Michel Fingesten, one of the most original and productive graphic artists and bookplate designers of the mid-twentieth century, was born Michl Finkelstein in 1884 in Bučovice in South Moravia, then part of the Habsburg Empire and now part of the Czech Republic; his father was Czech-Jewish and his mother Italian-Jewish.

At the age of eighteen he began a wandering life, which led him first to America as a seaman (he was in San Francisco to witness the earthquake and fire of 1906), thence to Australia and East Asia. In 1907 Fingesten became a student of Franz von Stuck at the Munich Academy, then in 1913 moved to Berlin, where he became a member of the New Secession. In 1914 he began to turn away from painting and work more in the medium of printmaking, though he took up painting again during a trip to Spain in the 1920s. In 1915 he married Bianca Schiek (they separated in 1932), and their son Peter, who became a sculptor and moved to the United States in 1939, was born the following year.

Michl Fingesten, Milan, 1936

Weimar Berlin brought the artist a wide range of opportunities to explore his artistic and personal interests and concerns. Together with like-minded artist friends including caricaturist and lithographer Heinrich Zille, poet Arno Holz, author and political activist Rudolf Leonhard, and music critic Adolf Weissmann, he actively explored a wide range of political and social topics. Between 1913 and the early 1930s he made an enormous number of drawings and lithographs, making a particular name for himself in the creation of ever-popular bookplates or Ex Libris. From 1917 to 1919 he worked on the art magazine Marsyas, and in 1922 on the sets of the silent films Die Schuhe einer schönen Frau (The Shoes of a Beautiful Woman) and Don Juan.

Fingesten was such an original artist in such a niche market that it is hard to pin down his style. Andrea Tomaseting, the curator of a 2005 exhibition at the Palazzo della Regione di Trieste, describes it like this: ‘his powerful visionary signature, once seen, is never forgotten – it digs into the brain. He is an artist attentive to all the most advanced experiences of contemporary art, reworked in his own language, which evolves from the initial Jugendstil symbolism, through expressionist deformation, all the way to to surrealism and Italian art deco.’

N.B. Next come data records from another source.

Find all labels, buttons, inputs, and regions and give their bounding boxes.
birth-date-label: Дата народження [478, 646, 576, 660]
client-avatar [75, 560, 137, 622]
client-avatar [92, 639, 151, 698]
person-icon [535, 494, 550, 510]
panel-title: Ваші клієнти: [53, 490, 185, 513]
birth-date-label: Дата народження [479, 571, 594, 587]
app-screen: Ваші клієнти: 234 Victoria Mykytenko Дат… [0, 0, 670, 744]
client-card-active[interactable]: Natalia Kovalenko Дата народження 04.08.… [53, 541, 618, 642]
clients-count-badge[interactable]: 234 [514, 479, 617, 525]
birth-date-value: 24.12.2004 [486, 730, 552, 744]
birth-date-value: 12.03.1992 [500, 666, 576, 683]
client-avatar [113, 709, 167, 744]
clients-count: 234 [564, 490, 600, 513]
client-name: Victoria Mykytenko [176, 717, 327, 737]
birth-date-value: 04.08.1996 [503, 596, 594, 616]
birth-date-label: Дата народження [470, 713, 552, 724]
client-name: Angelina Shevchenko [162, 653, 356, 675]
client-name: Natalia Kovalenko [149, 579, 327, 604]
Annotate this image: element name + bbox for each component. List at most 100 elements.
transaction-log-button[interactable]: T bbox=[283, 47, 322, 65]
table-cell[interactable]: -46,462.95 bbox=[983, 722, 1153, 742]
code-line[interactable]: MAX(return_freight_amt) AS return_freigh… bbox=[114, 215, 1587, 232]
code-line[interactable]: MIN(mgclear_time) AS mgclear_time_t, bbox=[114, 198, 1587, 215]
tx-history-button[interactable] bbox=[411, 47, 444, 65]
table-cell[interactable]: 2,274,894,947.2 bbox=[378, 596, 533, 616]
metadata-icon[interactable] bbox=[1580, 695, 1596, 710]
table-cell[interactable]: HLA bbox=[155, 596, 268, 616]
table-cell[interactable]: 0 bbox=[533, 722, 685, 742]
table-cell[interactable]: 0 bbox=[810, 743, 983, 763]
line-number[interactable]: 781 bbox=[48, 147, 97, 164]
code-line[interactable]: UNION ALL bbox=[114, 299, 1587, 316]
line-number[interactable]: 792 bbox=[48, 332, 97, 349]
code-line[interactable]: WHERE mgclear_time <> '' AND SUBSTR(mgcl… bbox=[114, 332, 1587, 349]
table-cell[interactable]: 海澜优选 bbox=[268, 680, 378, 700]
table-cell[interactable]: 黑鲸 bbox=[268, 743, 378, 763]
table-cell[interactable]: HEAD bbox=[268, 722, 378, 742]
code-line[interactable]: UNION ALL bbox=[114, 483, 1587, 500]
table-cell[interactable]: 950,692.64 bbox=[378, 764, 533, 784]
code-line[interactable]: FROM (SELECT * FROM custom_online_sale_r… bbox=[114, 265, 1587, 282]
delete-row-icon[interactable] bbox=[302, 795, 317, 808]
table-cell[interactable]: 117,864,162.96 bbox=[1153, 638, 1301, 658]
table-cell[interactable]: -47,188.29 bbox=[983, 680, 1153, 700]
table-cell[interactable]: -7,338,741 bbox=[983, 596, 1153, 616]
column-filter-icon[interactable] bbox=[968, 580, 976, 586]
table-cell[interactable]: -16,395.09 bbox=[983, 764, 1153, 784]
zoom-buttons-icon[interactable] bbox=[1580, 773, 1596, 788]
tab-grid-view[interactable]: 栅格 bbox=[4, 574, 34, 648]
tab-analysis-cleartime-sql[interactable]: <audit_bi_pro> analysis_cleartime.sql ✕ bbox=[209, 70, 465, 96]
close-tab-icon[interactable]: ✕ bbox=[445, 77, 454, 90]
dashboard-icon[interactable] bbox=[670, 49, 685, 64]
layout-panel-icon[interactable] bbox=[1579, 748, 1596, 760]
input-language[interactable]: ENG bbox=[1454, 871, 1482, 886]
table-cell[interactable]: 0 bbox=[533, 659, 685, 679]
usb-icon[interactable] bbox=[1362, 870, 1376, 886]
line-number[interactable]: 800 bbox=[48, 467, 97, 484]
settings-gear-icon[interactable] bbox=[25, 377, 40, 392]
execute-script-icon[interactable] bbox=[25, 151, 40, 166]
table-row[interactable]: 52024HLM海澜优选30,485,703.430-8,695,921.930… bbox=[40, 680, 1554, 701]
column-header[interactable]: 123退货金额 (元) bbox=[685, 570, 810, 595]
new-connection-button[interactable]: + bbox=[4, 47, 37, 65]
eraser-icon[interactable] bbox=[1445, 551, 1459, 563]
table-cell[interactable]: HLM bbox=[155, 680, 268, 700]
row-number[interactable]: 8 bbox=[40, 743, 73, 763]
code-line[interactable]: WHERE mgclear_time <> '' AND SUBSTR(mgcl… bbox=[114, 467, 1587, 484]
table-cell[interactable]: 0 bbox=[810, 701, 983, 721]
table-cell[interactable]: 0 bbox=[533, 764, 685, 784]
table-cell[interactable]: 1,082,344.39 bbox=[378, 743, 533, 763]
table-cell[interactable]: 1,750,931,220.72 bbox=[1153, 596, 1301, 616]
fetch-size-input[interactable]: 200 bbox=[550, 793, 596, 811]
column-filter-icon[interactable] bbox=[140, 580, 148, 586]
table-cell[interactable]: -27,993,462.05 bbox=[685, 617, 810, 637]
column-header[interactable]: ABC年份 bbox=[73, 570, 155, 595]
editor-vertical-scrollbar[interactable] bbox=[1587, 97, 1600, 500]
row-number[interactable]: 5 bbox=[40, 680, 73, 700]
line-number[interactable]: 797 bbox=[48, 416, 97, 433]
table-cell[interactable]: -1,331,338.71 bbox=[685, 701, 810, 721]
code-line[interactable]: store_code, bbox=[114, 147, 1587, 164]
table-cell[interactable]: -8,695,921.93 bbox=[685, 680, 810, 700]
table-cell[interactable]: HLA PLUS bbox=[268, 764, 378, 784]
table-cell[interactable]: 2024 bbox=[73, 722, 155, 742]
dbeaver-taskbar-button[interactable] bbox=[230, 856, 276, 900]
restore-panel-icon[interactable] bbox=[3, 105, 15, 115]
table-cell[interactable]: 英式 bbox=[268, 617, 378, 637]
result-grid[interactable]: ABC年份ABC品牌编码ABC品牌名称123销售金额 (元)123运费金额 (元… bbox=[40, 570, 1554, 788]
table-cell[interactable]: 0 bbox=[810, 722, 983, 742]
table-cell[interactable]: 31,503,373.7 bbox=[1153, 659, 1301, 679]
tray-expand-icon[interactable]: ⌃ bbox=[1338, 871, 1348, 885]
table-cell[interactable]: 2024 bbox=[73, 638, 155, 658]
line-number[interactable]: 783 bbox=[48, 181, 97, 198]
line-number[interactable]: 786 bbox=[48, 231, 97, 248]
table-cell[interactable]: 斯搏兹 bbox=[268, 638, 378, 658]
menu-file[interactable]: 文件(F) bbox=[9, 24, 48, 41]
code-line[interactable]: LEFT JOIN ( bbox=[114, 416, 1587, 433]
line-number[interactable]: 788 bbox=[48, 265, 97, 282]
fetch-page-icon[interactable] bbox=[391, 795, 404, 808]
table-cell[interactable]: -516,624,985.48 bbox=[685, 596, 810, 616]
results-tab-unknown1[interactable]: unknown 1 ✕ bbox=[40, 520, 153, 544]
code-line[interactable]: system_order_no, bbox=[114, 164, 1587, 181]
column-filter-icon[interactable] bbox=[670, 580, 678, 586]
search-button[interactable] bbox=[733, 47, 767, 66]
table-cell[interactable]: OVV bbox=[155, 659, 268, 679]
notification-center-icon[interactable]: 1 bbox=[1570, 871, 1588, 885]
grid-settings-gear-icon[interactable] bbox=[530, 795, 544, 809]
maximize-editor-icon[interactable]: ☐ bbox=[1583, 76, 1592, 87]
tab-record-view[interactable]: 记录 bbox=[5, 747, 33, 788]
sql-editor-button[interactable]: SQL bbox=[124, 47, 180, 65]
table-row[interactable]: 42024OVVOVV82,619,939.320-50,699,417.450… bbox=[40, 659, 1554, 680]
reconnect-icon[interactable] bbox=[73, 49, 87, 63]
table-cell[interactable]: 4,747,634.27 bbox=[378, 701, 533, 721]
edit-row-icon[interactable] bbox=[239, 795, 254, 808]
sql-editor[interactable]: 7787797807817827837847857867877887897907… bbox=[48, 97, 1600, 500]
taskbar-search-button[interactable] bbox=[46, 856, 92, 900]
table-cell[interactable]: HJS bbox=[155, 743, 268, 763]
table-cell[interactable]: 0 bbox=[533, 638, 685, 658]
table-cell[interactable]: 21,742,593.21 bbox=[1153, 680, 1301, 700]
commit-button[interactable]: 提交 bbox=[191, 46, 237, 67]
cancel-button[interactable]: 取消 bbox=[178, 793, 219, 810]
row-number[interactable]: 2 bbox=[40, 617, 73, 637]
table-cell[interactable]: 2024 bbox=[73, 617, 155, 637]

Calabrische Elegie, 1942, one of his last drawings

In 1935 Michl Fingesten moved to Milan with his son Peter to escape National Socialism and the problems of finding work as a Jewish artist in Berlin. Several creative years followed, including in 1936 the creation of Italy’s bookplate association with the publisher Luigi Filippo Bolaffi. In Milan he built a circle of patrons who commissioned and collected his works, but in October 1940 he was arrested as a foreigner and a Jew and confined to the Fascist internment camp of Civitella del Tronto, then transferred in 1941 to Ferramonti-Tarsia near Cosenza in Calabria. He died shortly after the liberation of the camp in 1943, apparently as the result of a wound infection which did not heal despite surgery in a military hospital.